US 12,217,143 B1
Resolving opaqueness of complex machine learning applications
Vijayan N. Nair, Matthews, NC (US); Agus Sudjianto, Charlotte, NC (US); Jie Chen, Fremont, CA (US); Kurt Schieding, Charlotte, NC (US); Linwei Hu, Charlotte, NC (US); Xiaoyu Liu, Newark, CA (US); and Joel Vaughan, Charlotte, NC (US)
Assigned to Wells Fargo Bank, N.A., San Francisco, CA (US)
Filed by Wells Fargo Bank, N.A., San Francisco, CA (US)
Filed on Mar. 5, 2019, as Appl. No. 16/293,252.
Application 16/293,252 is a continuation in part of application No. 16/179,073, filed on Nov. 2, 2018, granted, now 11,550,970.
Int. Cl. G06N 20/20 (2019.01); G06F 16/901 (2019.01); G06F 17/13 (2006.01); G06F 17/15 (2006.01); G06F 18/23213 (2023.01); G06N 3/047 (2023.01); G06N 3/048 (2023.01); G06T 11/20 (2006.01)

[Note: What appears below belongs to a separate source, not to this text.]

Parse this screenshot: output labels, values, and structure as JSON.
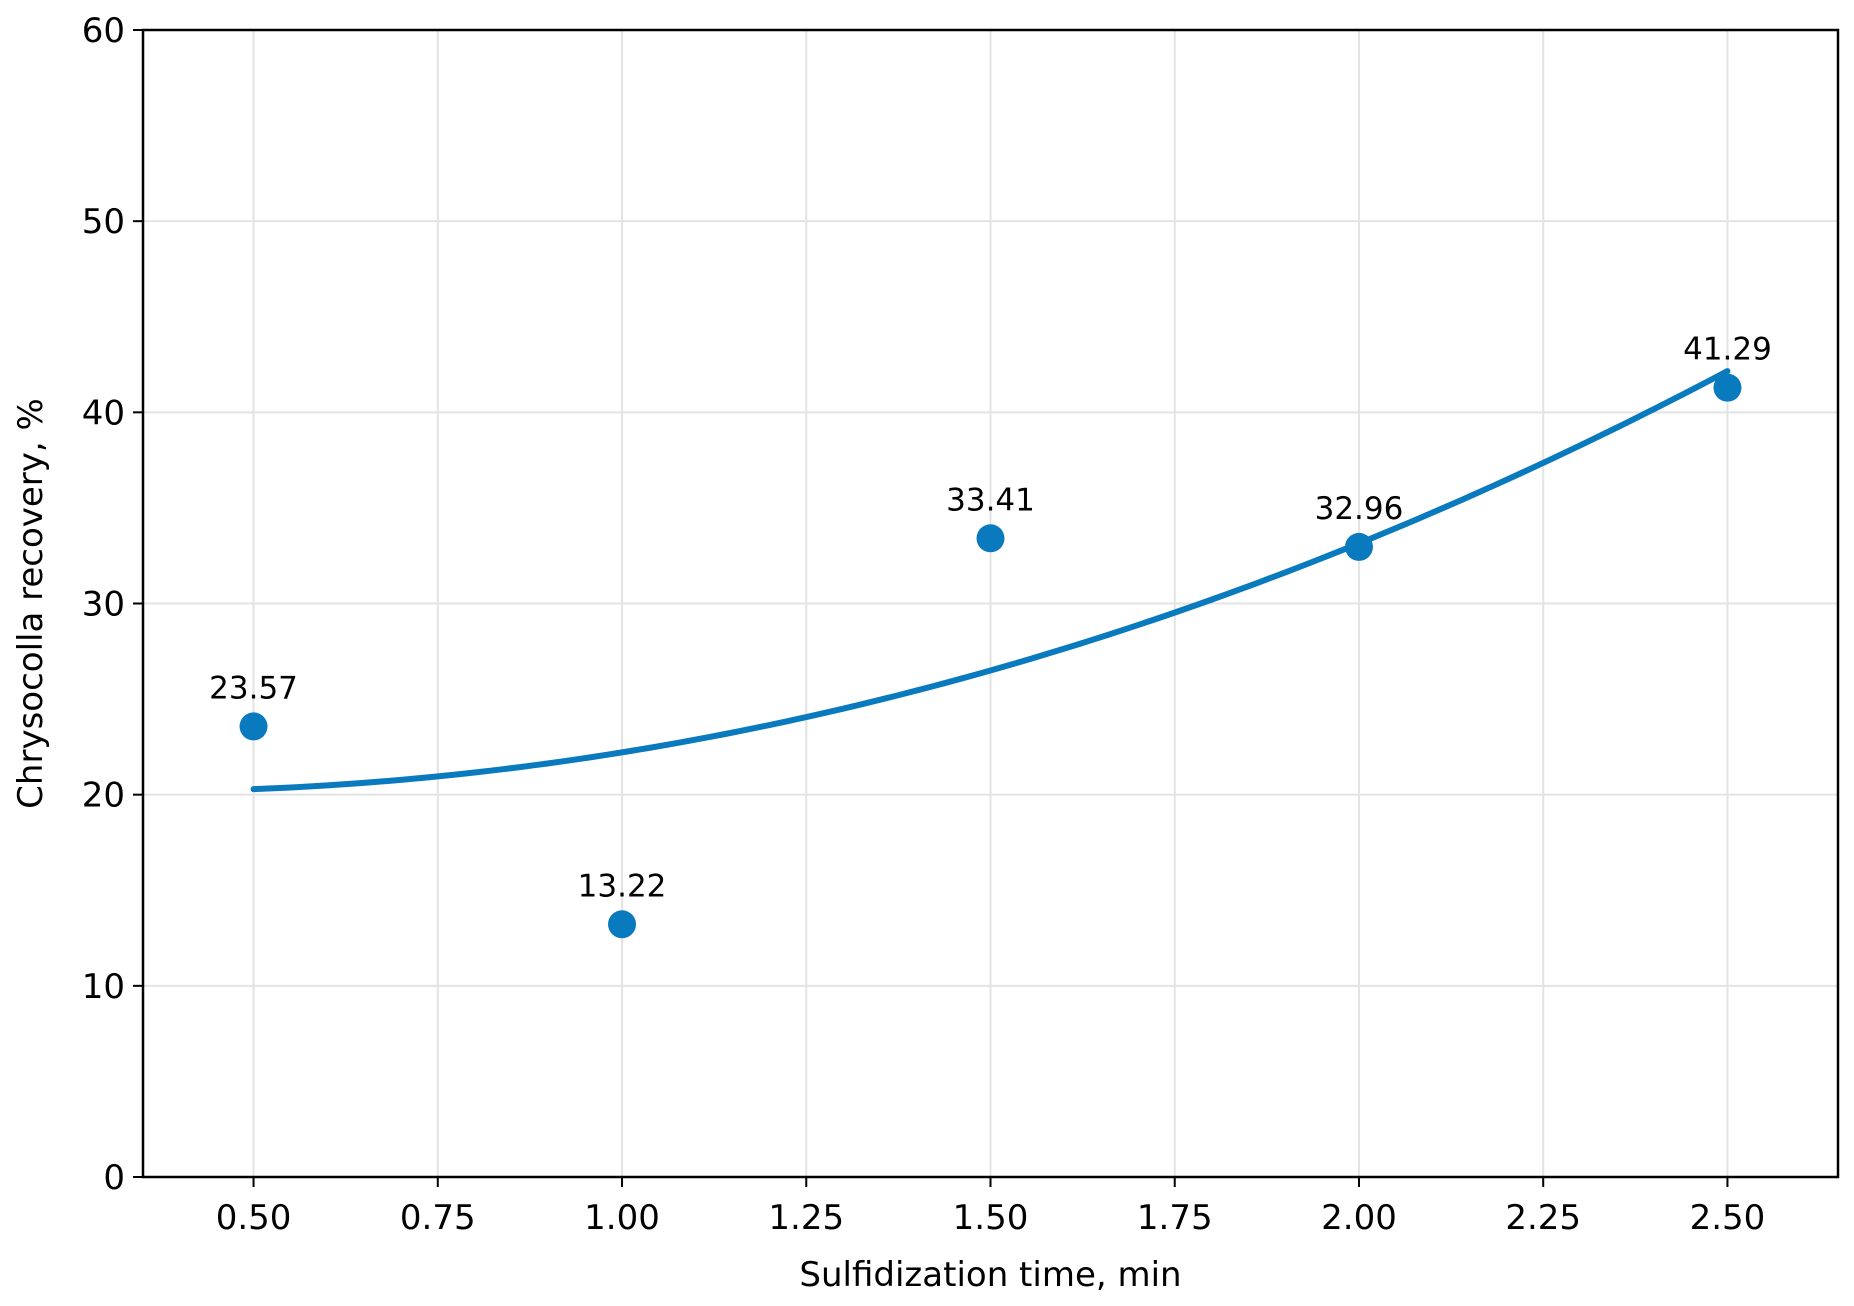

CPC G06N 20/20 (2019.01) [G06F 16/9027 (2019.01); G06F 17/13 (2013.01); G06F 17/15 (2013.01); G06F 18/23213 (2023.01); G06N 3/047 (2023.01); G06N 3/048 (2023.01); G06T 11/206 (2013.01)] 19 Claims
OG exemplary drawing
 
1. A computing system comprising:
a replicator that employs Locally Interpretable Models and Effects based on Supervised Partitioning (LIME-SUP) techniques on a plurality of machine learning-models, comprising at least one machine learning model with opacity issues that include a black box effect, to create a replicated semi-additive index data structure that provides local and global explainability for the black box effect,
wherein the replicator communicates with a library of interpretable machine learning models, and wherein the created replicated semi-additive index data structure is a neural network based formulation of an additive index model where a neural network of the neural network based formulation is a replicated structured neural network that is trained using mini-batch gradient-based methods, and wherein the black box effect is a non-visible operation, of the at least one machine learning model with the opacity issues, that lacks explainability;
a translator module that generates a score and a plurality of sub-scores based on the created replicated semi-additive index data structure, wherein generating the score involves ranking a relative effect of a disparity to a plurality of elements of the created replicated semi-additive index data structure, wherein the ranking comprises ranking relative importance of a decomposed effect of the disparity, wherein the score is indicative of a match status to the at least one machine learning model with the opacity issues; and
a graphical user interface that renders selected characteristics of the created replicated semi-additive index data structure to produce a rendering that depicts the local and global explainability for the black box effect of the at least one machine learning model with the opacity issues.